POPSUGAR

Nov 22 2016 - 7:00am

Cinnamon-Apple Beignets

From Byron Talbott

Byron Talbott's Cinnamon-Apple Beignets Recipe

Ingredients

  1. For the dough:
    3/4 cup water
    3/4 cup milk
    1/4 cup sugar
    Pinch of salt
    1 tablespoon vanilla extract
    3 tablespoons melted butter
    2 teaspoons dry-active yeast
    3 cups bread flour
  1. For the crumble topping:
    1/4 cup all-purpose flour
    2 tablespoons cold diced butter
    2 tablespoons brown sugar
    1 tablespoon white sugar
    1/2 teaspoon ground cinnamon
    1/2 teaspoon ground nutmeg
    1/2 teaspoon ground clove
    1 teaspoon salt
  1. For the apple filling:
    2 Honeycrisp apples
    1 tablespoon butter
    3 tablespoons brown sugar
    1/2 teaspoon ground cinnamon
    1/2 teaspoon ground nutmeg
    1/2 teaspoon ground clove
    1/4 cup water
    2 teaspoons corn starch
  1. Canola oil, for frying
    Powdered sugar, for topping

Directions

  1. To make the dough: In the bowl of a stand electric mixer, add in the water, milk, sugar, salt, vanilla extract, melted butter, and yeast.

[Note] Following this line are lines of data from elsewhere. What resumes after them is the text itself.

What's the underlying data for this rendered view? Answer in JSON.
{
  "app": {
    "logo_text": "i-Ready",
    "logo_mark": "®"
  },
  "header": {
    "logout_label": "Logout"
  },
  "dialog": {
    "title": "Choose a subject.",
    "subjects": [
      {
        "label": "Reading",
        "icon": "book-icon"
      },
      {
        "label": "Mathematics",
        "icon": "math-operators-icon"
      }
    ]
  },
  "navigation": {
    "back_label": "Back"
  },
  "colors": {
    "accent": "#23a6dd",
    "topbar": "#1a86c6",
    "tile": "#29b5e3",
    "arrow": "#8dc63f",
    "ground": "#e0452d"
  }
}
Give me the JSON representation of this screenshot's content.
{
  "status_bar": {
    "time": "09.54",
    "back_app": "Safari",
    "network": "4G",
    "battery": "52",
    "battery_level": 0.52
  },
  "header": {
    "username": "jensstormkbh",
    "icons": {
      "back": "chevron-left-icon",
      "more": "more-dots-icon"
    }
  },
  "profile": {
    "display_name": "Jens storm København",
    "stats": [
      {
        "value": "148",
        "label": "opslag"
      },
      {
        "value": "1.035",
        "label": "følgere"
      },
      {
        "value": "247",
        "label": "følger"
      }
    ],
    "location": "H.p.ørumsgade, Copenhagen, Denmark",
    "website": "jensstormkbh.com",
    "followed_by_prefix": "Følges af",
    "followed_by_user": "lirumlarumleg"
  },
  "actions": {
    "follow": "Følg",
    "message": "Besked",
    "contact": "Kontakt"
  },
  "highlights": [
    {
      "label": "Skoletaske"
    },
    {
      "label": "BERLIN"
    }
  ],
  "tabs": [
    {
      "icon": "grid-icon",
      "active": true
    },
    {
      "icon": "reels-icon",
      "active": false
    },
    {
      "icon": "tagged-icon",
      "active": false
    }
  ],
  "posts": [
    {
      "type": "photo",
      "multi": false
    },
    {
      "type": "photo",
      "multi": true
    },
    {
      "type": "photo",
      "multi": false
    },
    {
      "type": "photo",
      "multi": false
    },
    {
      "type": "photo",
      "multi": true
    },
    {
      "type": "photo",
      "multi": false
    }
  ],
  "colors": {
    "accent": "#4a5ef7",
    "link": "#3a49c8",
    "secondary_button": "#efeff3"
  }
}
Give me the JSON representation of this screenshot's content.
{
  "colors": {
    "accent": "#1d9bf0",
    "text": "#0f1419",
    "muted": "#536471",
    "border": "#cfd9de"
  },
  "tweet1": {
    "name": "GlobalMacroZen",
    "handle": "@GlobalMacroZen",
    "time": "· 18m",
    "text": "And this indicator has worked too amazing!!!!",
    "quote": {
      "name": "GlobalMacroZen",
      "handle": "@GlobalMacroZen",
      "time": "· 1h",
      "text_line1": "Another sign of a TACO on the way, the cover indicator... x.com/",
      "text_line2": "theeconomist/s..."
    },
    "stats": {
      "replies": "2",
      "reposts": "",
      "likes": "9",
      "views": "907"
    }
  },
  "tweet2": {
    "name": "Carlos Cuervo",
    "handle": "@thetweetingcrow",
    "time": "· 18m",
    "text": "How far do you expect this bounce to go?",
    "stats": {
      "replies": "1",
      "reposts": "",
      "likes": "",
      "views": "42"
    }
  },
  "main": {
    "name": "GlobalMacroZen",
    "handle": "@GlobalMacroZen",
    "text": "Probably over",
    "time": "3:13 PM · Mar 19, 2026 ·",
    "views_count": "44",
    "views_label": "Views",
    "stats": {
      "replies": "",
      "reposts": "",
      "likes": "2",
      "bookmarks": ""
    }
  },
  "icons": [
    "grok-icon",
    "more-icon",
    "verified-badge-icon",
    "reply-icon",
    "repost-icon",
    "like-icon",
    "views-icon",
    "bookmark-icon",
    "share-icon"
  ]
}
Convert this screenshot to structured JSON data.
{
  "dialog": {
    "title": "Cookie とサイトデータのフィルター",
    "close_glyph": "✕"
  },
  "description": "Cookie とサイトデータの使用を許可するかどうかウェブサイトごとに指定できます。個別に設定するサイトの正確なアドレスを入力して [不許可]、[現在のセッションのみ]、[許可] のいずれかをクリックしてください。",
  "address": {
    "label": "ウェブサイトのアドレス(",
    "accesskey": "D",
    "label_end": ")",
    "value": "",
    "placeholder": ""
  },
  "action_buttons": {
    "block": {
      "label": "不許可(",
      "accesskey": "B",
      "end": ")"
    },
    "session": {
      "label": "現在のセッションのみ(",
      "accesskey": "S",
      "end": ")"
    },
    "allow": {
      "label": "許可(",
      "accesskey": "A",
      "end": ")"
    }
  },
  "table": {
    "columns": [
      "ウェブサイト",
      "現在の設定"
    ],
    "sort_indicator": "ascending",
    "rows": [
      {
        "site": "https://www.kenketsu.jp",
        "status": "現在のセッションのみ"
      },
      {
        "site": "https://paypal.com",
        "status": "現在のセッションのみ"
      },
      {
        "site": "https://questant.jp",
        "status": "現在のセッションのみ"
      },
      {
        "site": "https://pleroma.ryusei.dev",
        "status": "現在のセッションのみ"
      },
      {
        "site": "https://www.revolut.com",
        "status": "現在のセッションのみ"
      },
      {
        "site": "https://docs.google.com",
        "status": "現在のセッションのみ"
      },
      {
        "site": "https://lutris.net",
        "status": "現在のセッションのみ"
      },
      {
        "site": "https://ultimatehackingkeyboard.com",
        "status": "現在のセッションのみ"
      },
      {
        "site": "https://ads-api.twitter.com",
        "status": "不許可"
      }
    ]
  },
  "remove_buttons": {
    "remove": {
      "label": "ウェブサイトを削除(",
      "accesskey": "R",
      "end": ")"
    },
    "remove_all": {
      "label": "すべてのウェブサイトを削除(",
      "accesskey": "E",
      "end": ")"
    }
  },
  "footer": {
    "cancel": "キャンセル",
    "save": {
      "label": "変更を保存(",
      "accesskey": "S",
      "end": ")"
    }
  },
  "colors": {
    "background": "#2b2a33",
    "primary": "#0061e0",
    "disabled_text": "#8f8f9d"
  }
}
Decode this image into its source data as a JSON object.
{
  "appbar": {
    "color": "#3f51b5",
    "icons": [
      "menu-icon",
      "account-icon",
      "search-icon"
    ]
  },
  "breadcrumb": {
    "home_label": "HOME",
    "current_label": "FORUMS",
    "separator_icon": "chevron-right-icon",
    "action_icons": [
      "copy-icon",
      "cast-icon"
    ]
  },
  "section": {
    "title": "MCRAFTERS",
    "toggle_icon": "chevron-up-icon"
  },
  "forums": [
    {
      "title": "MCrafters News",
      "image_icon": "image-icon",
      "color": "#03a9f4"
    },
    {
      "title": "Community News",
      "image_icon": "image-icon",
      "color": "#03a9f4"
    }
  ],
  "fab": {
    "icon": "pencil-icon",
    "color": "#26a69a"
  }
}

Give the mixture a quick whisk, then let it sit for 15 minutes to bubble up.
  2. Using the hook attachment, turn on the mixer to low speed and begin adding in the bread flour 1 cup at a time to prevent it from flying around the kitchen. Once the flour is completely incorporated into the wet ingredients, turn the mixer up a notch and mix for an additional 5 to 7 minutes. The mixture will start to form a smooth ball around the hook and should become very elastic.
  3. Turn the mixer off and transfer the dough to an oiled bowl and cover with plastic. Set the dough in a warm spot in your kitchen and allow the dough to double in volume.
  4. To make the crumble topping: While you're waiting for the dough to rise, add the all-purpose flour, butter, brown sugar, white sugar, spices, and salt together in a mixing bowl. Roughly mix everything together with a fork until it's mealy, then put it onto a baking tray and bake for 15 minutes at 375°F or until dark golden brown. Pull it out of the oven and let it cool down before crumbling.
  5. To make the apple filling: After the crumble topping is finished, dice up the Honeycrisp apples, add them to a hot pan with butter, and cook for 5 minutes until there's a small amount of caramelization on the apples. Next add in the brown sugar, spices, water, and corn starch. Cook for another 10 minutes on medium heat until the apples are tender and the liquid in the pan has slightly thickened. Remove the apples from the heat and set them aside until you're ready to fill the beignets.
  6. To make beignets: Once the dough has finished proofing, transfer is to a floured countertop and roll it out to about an 1/8 of an inch thick. Let the dough briefly rise for about 10 minutes or so, then cut out 2-by-2-inch squares of dough and fry them in canola oil that's at 375°F for 2 minutes on each side. I use a small sauce pot that's a quarter of the way filled up with canola oil. Be sure to flip them every 20 seconds or so, otherwise you'll end up with uneven "poofing" on all sides. The beignets won't look as puffed up if you don't flip them regularly.
  7. When the beignet is dark golden brown and super crispy, transfer it to a tray lined with paper towels to blot off the extra grease. Let them cool down for a minute, then cut the very tippy top off with a pair of kitchen shears and fill the beignet with the tender spiced apple mixture and top with a bit of the crumble. Finally, douse it all with a proper helping of powdered sugar. Aren't they glorious?!